Gilkes contacted several authorities, including Jarden Zinc Products, which was spun out of Ball some years ago. A firm spokesman said that no one at the company remembered the “fascinating” souvenir.


Listed in books, but they don’t actually exist

The VAM-4A die marriage of 1883-CC Morgan dollar is listed in several standard references to Morgan dollar varieties. However, as John Roberts writes in his “About VAMs” column, appearing exclusively in the print and digital issues of Coin World, the marriage really does not exist.

As researchers learn more about the series and study certain die marriages more carefully, they have realized that certain marriages have been misidentified. Roberts believes that the marriage listed as VAM-4A is actually the VAM-8A marriage.


The source of a smear can be uncertain

Mike Diamond writes in his “Collectors’ Clearinghouse” column that the cause for the smearing of design elements related to “an off-center uniface strike” can be difficult to determine. Letters, numbers and design elements like a portrait can all “smear” or become distorted.

Each piece has to be studied individually in an effort to determine the precise cause of the smear. For some pieces, the uncertainty “makes it impossible to arrive at a confident determination,” Diamond writes.

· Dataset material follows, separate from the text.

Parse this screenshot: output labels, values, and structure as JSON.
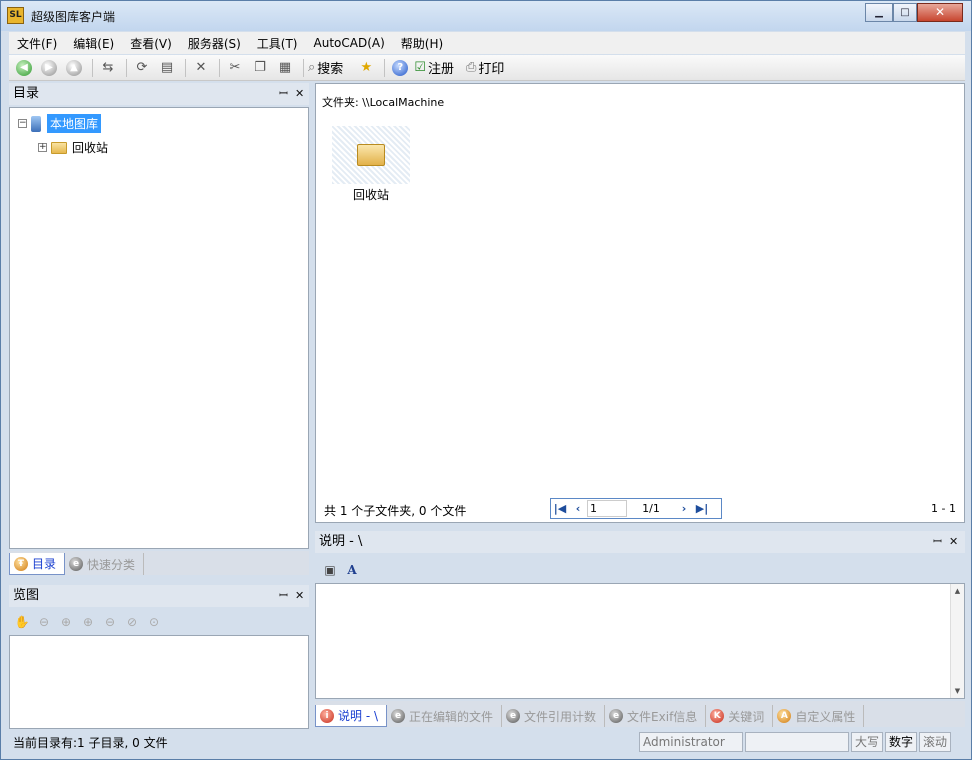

A collection that glows in the right light

“While recently working on some world notes, I rediscovered a different way to collect paper money,” writes Wendell Wolka in “Collecting Paper.” He explains, “One of the more recent innovations of legitimate bank note printers is the use of fluorescent or ultraviolet inks to print ‘secret’ and, to the naked eye, invisible design features, as well as design elements that either ‘glow’ or change color when exposed to ultraviolet light.”